The Conquest also facilitates father-son time with Gerrit, who has gotten into fishing and lobstering in the Bahamas and the Keys. “We’re usually snorkeling,” David explains. “We go down there with a measuring stick, find ’em in a hole, stick a hand in, grab it out, measure it and throw it in the boat,” he says of the lobsters.
Both Gerrit and David are also certified to dive, and they often nab the crustaceans on charter-boat scuba excursions. Now that they’re becoming more experienced with their underwater adventures, they plan to use the Whaler. “I think the boat is set up really nicely for diving,” David says.
In addition to seeking out lobster, David and Gerrit like to join up with friends and head to the Abaco Islands or Bimini to target a variety of species, including wahoo, tuna, dolphin ﬁsh, sailﬁsh, snapper, grouper and yellowtail. “The pelagic ﬁshing is really good going oﬀshore here,” David says. “You go to around 600 feet of water and find weeds and birds or schools of baitﬁsh, and you can usually find the type of ﬁsh that you want to bring home.”
When they’re not boating and ﬁshing, the Feltons can be found at any number of musical functions. Both teens attend Dreyfoos School of the Arts, where Gerrit plays the cello and runs track, and Sydney plays the viola. “I’m really proud of them because they work really hard at it,” David says. He works in real estate and operates out of a condo at the marina where he keeps the Whaler, and Nadja works for Tesla.
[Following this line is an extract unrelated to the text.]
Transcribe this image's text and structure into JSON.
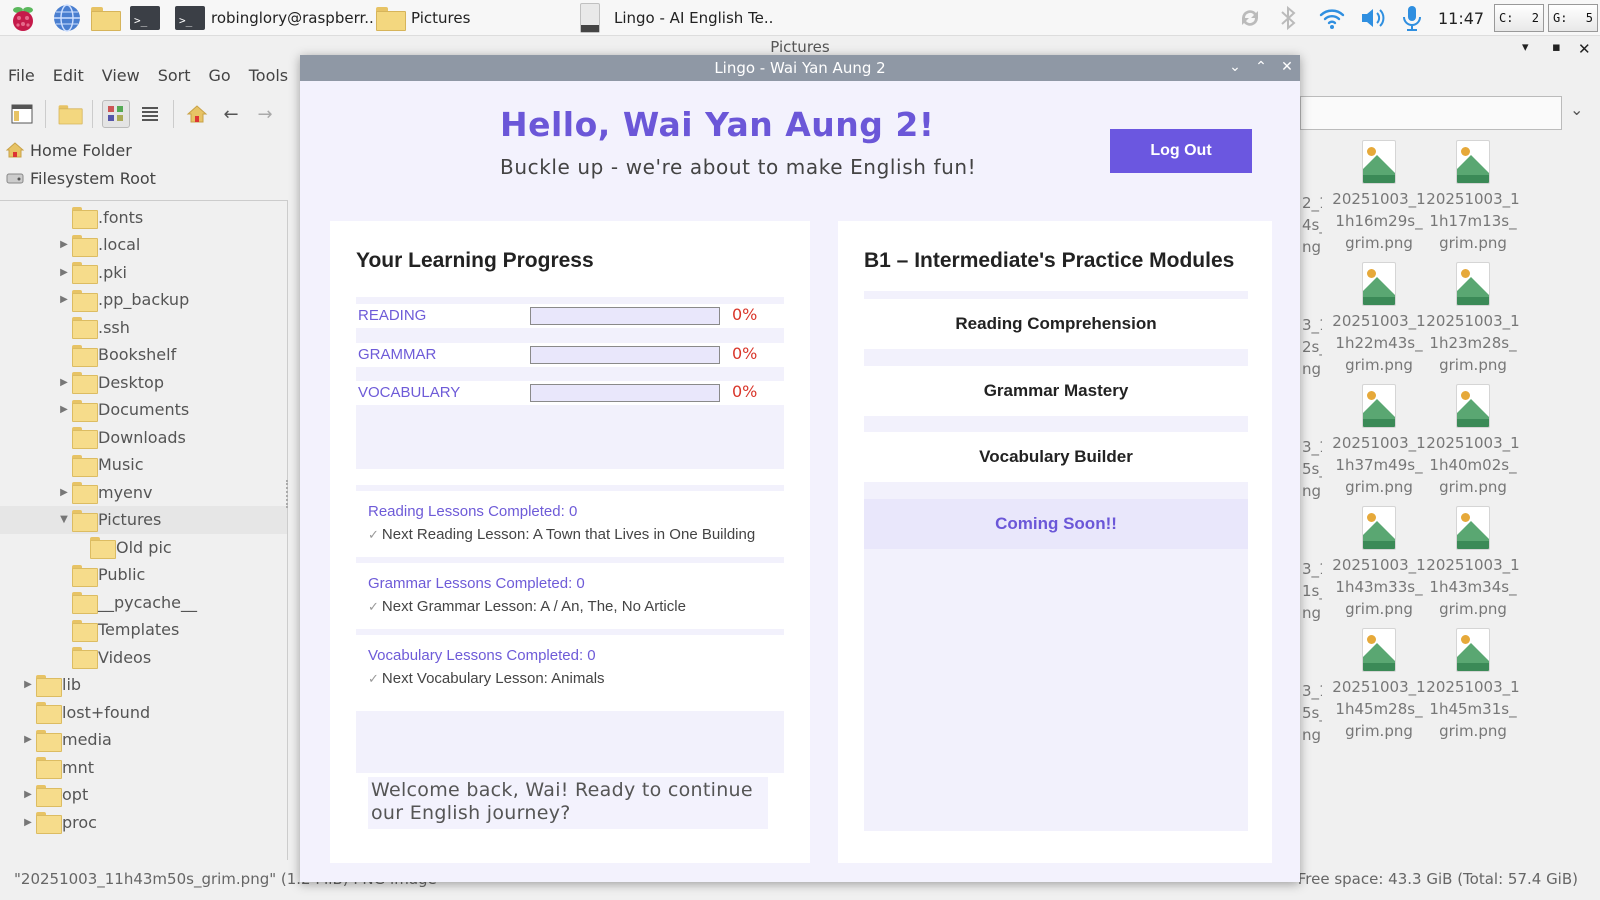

The West Palm Beach area serves as a jumping-oﬀ point for the whole Felton crew to take day trips to Peanut Island when the mood strikes. Low tide exposes a nice sandbar stretching oﬀ the manmade landmark. “People anchor up there, and you can go walking out,” David says. “You’re knee-deep in the water, and it’s always fun to throw the Frisbee or the football around. It’s perfect to sit down with a cold drink and relax.”
The family uses the boat for quick hits of family time by cruising to waterside eateries in the evenings. A favorite locale includes the downtown Delray Beach area on Atlantic Avenue. “It’s a whole strip of restaurants and bars,” David explains. “And they have a public dock you can pull up to and just get out and walk to dinner.”